Maureen watched as the man eased his bike to a stop at the curb and climbed off. He walked it to a signpost and began the apparently quite complicated process of locking it to the post. Preacher hurried in his direction. “Listen, guy. Just leave it there.”
“No way,” the man said. “I can’t have this bike stolen. The cemetery won’t buy me a new one. And my name is Mr. Shivers, not ‘guy.’”
Maureen thought she might bite clean through her tongue.
“There’s two cops right here,” Preacher said. “And there’s about to be a bunch more.”
“This bike disappears and I’m holding you two responsible.”
“We have a woman in here bleeding out in the dirt,” Maureen shouted. She shook the gate like it was the door to a cage. “She dies, I’m holding you responsible.” She could hear the ambulance sirens approaching. “Preach, get me gloves and gauze from the car. There’s no time.”
“Ten-four,” Preacher said, and he headed for the car.

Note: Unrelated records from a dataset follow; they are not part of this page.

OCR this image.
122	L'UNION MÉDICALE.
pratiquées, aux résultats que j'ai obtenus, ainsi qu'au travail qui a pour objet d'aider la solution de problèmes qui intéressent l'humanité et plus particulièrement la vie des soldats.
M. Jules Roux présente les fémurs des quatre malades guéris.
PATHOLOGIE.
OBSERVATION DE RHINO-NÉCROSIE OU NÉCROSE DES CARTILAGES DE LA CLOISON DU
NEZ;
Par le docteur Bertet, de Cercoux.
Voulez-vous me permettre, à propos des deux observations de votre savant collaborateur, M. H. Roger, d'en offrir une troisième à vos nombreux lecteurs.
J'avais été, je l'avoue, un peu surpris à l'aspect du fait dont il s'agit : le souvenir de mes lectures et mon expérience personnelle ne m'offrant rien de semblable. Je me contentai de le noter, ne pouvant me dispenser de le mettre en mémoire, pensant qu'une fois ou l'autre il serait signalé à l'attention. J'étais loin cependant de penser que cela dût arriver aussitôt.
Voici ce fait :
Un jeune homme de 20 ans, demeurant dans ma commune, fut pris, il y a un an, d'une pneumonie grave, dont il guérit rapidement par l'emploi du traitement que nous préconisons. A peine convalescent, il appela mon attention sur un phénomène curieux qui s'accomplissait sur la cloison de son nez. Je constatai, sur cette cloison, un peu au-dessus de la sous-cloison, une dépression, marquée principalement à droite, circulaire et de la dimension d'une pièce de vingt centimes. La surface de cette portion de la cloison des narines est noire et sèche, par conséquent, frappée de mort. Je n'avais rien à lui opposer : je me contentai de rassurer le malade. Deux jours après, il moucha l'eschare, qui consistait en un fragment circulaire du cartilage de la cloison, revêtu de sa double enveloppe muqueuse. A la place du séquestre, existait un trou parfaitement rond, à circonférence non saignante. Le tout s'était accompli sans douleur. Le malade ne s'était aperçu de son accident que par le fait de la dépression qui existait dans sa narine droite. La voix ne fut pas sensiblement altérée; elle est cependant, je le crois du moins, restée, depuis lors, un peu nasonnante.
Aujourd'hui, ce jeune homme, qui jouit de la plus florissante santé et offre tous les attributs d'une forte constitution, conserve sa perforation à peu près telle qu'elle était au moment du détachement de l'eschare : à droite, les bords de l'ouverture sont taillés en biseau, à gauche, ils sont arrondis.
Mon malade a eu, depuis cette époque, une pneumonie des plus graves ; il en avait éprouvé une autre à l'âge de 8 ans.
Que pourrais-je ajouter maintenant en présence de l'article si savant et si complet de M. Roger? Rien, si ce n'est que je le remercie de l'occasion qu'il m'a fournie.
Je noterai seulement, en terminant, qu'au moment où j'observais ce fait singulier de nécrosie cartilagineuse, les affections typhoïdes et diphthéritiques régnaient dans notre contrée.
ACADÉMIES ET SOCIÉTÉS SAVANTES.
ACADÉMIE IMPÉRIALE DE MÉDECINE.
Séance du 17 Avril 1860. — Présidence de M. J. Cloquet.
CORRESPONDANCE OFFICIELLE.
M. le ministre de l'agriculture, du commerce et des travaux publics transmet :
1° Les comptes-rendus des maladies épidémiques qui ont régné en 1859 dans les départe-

Shivers waddled toward the gate, fumbling with a large ring of keys. “Step back from the gate, please.” Maureen took a step back. Shivers adjusted his ball cap. “Farther back, Officer. I can’t have you peeking at what key it is.”
“Are you kidding me?”
“Coughlin, do it,” Preacher shouted.
Maureen backed away from the gate. Shivers unlocked the padlock, pulled the chain through the gate. Then he opened the bolt lock and, very slowly, opened up the cemetery gate. Preacher jogged to her, supplies held out in front of him. Maureen grabbed the latex gloves and gauze packets.